Sukses

Kementerian PUPR Tingkatkan Target Penyaluran Rumah Subsidi di 2018

Kementerian Pekerjaan Umum dan Perumahan Rakyat (PUPR) menyatakan permintaan kepemilikan rumah subsidi belum sesuai target pada 2017.

Liputan6.com, Jakarta Direktur Jenderal Pembiayaan Perumahan Kementerian Pekerjaan Umum dan Perumahan Rakyat (PUPR) Lana Winayanti menyatakan, permintaan kepemilikan rumah subsidi pada tahun lalu masih belum sesuai dengan target penyaluran.

"Pada 2017, ada demand sekitar 212 ribu unit. Sementara target kita tahun lalu adalah 265 ribu unit, masih kurang sedikit," uja dia kepada Liputan6.com di Jakarta, seperti dikutip Senin (12/2/2018).

Terkait penyebab belum tergapainya target tersebut, dia menjelaskan, ini karena banyak bank dan pengembang yang mengambil kredit konstruksi dari Bank Tabungan Negara. "Sementara yang BPN dan BPD belum menyalurkan kredit konstruksi," tukas dia.

Kementerian PUPR sendiri menyerahkan tanggung jawab bantuan pembiayaan rumah subsidi tersebut kepada tiga lembaga di bawahnya, yaitu Badan Layanan Umum Pusat Pengelolaan Dana Pembiayaan Perumahan (BLU-PPDPP), Satuan Kerja Ditjen Pembiayaan Perumahan, dan Badan Pengelola Tabungan Perumahan Rakyat (BP Tapera).

Selanjutnya, Lana turut mengungkapkan masalah lain yang pihaknya hadapi saat tutup tahun kemarin, yaitu subsidi selisih bunga (SSB) yang menemui batas akhir pemasukan akad kreditnya pada 10 Desember 2017.

"Ada waiting list rumah siap akad yang belum diproses, karena kita juga butuh waktu untuk memproses uang muka," terangnya.

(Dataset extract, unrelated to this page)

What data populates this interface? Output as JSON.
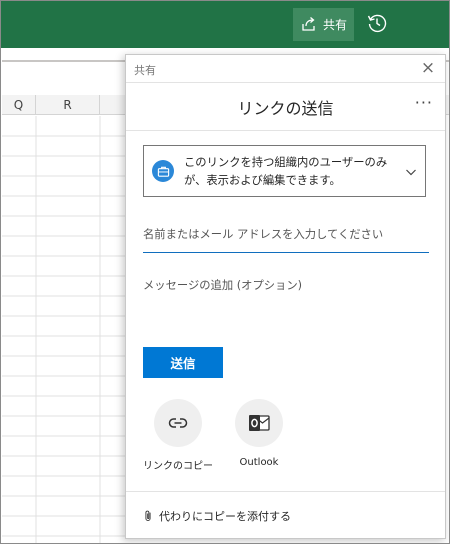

Dia menyebutkan, meskipun belum menemui target penyaluran unit rumah subsidi pada tahun lalu, Kementerian PUPR tetap akan sedikit meningkatkan targetnya dari 2017.

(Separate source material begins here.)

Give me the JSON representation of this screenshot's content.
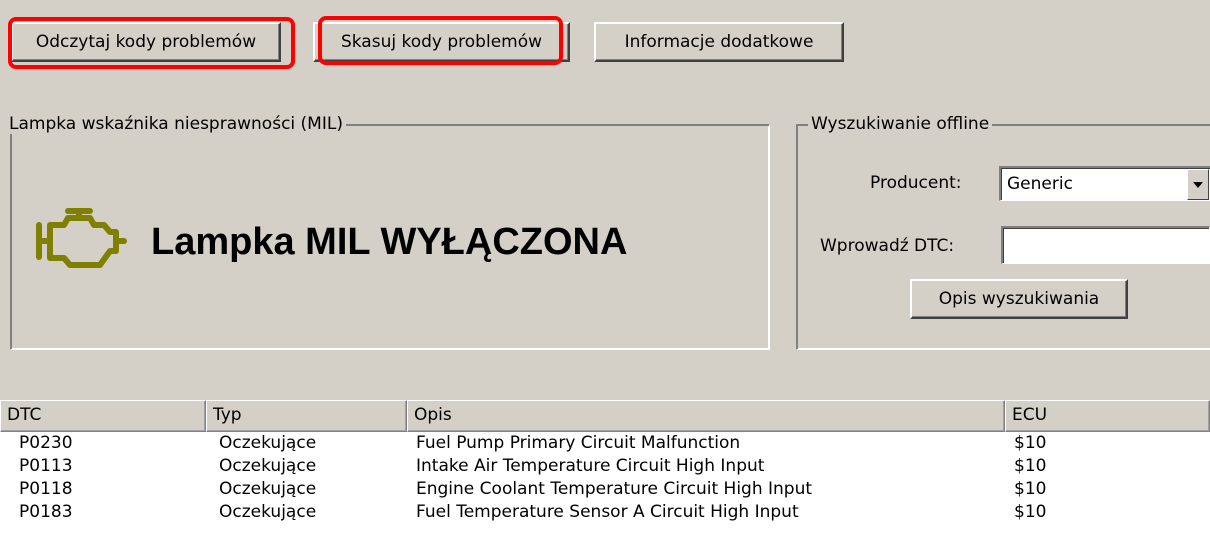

"Untuk 2018 ini, target kita menjadi 267 ribu (unit), ditingkatkan sedikit. Kita juga akan anggarkan total Rp 6,09 triliun untuk bantuan pembiayaan perumahan," pungkas dia.

Saksikan Video Pilihan di Bawah Ini:

 

2 dari 2 halaman

Menteri PUPR Kebut Aturan Pengawasan Kualitas Rumah Subsidi

Sebelumnya, Menteri Pekerjaan Umum dan Perumahan Rakyat (PUPR), Basuki Hadimuljono menyatakan, pertumbuhan Kredit Pemilikan Rumah (KPR) bersubsidi cukup tinggi hingga 20 persen. Realisasi ini harus diiringi dengan kualitas rumah subsidi yang dijual, termasuk fasilitas yang disediakan.

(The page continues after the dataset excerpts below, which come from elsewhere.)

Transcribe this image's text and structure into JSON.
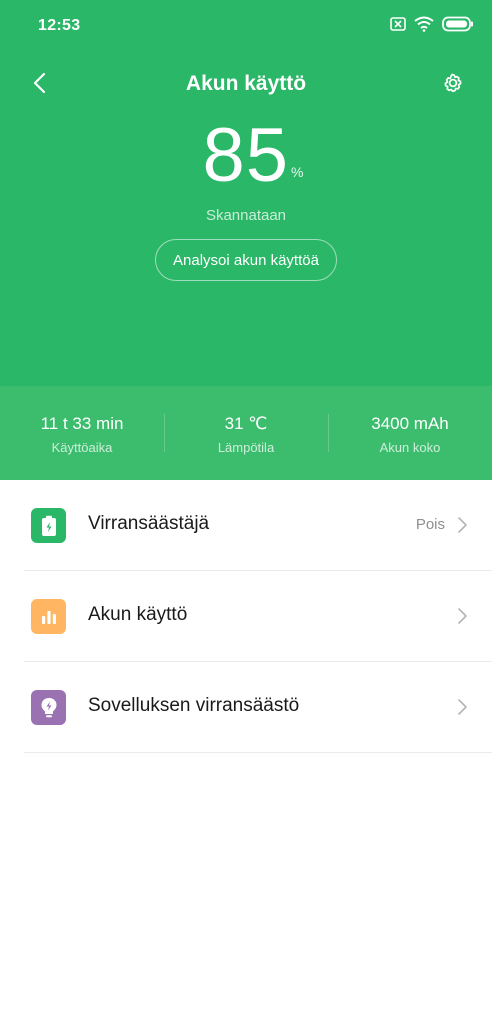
{
  "status_bar": {
    "time": "12:53",
    "icons": [
      "sim-off-icon",
      "wifi-icon",
      "battery-icon"
    ]
  },
  "header": {
    "title": "Akun käyttö",
    "back_icon": "back-arrow-icon",
    "settings_icon": "gear-icon"
  },
  "battery": {
    "percent": "85",
    "percent_sign": "%",
    "status": "Skannataan",
    "analyze_button": "Analysoi akun käyttöä"
  },
  "stats": [
    {
      "value": "11 t 33 min",
      "label": "Käyttöaika"
    },
    {
      "value": "31 ℃",
      "label": "Lämpötila"
    },
    {
      "value": "3400 mAh",
      "label": "Akun koko"
    }
  ],
  "list": [
    {
      "label": "Virransäästäjä",
      "value": "Pois",
      "icon": "battery-saver-icon",
      "icon_color": "#2ab767"
    },
    {
      "label": "Akun käyttö",
      "value": "",
      "icon": "bar-chart-icon",
      "icon_color": "#ffb562"
    },
    {
      "label": "Sovelluksen virransäästö",
      "value": "",
      "icon": "lightbulb-bolt-icon",
      "icon_color": "#9a72b1"
    }
  ],
  "colors": {
    "primary_green": "#2ab767",
    "stats_green": "#3cbd6e"
  }
}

"Saya rasa ini membanggakan. Namun di sisi lain, Kementerian PUPR bertanggung jawab untuk melindungi konsumen. Pertumbuhan KPR juga harus dibarengi dengan pelayanan yang lebih baik kepada masyarakat, mulai dari sanitasi, air bersih, dan kualitas rumahnya," tuturnya di Jakarta, seperti ditulis pada Senin 5 Februari 2018.

Terlebih lagi untuk program KPR bersubsidi. Pengawasan harus ketat karena menggunakan Anggaran Pendapatan dan Belanja Negara (APBN). "Apalagi bila menyangkut KPR subsidi. Saya bertanggung jawab untuk mengawasi karena ada uang negara di dalamnya," tambah Basuki.

Dia melanjutkan, untuk meningkatkan pengawasan rumah subsidi, Kementerian PUPR sudah menyiapkan rancangan Peraturan Menteri PUPR yang diharapkan rampung dalam waktu dekat, serta bisa diimplementasikan pada tahun ini.

“Spesifikasi teknis rumah layak huni sudah ada, namun implementasi dalam pembangunan rumahnya yang memerlukan peningkatan pengawasan,” jelasnya.

Pada 2017, nilai transaksi Indonesia Property Expo (IPEX) yang diselenggarakan oleh Bank BTN mencapai Rp 7 triliun dari target Rp 4 triliun. Pada pameran tahun ini, nilai transaksi ditargetkan mencapai angka yang sama dengan tahun sebelumnya.

Di samping kualitas rumah subsidi, Menteri Basuki juga mendorong perbankan untuk memberikan akses KPR Mikro bagi pekerja informal. Oleh karenanya, dia mengapresiasi Bank BTN yang memiliki program KPR Mikro untuk pekerja informal, serta telah menyalurkannya kepada penjual bakso dan tukang cukur.

"Saya rasa para pekerja informal juga memiliki kemampuan mengangsur. Saya berbicara dengan Ketua Perkumpulan Tukang Cukur asal Garut yang menjadi langganan saya di Pasar Santa. Mereka setiap bulannya mampu menyisihkan uang kira-kira sebesar Rp 500 ribu," tutup Basuki.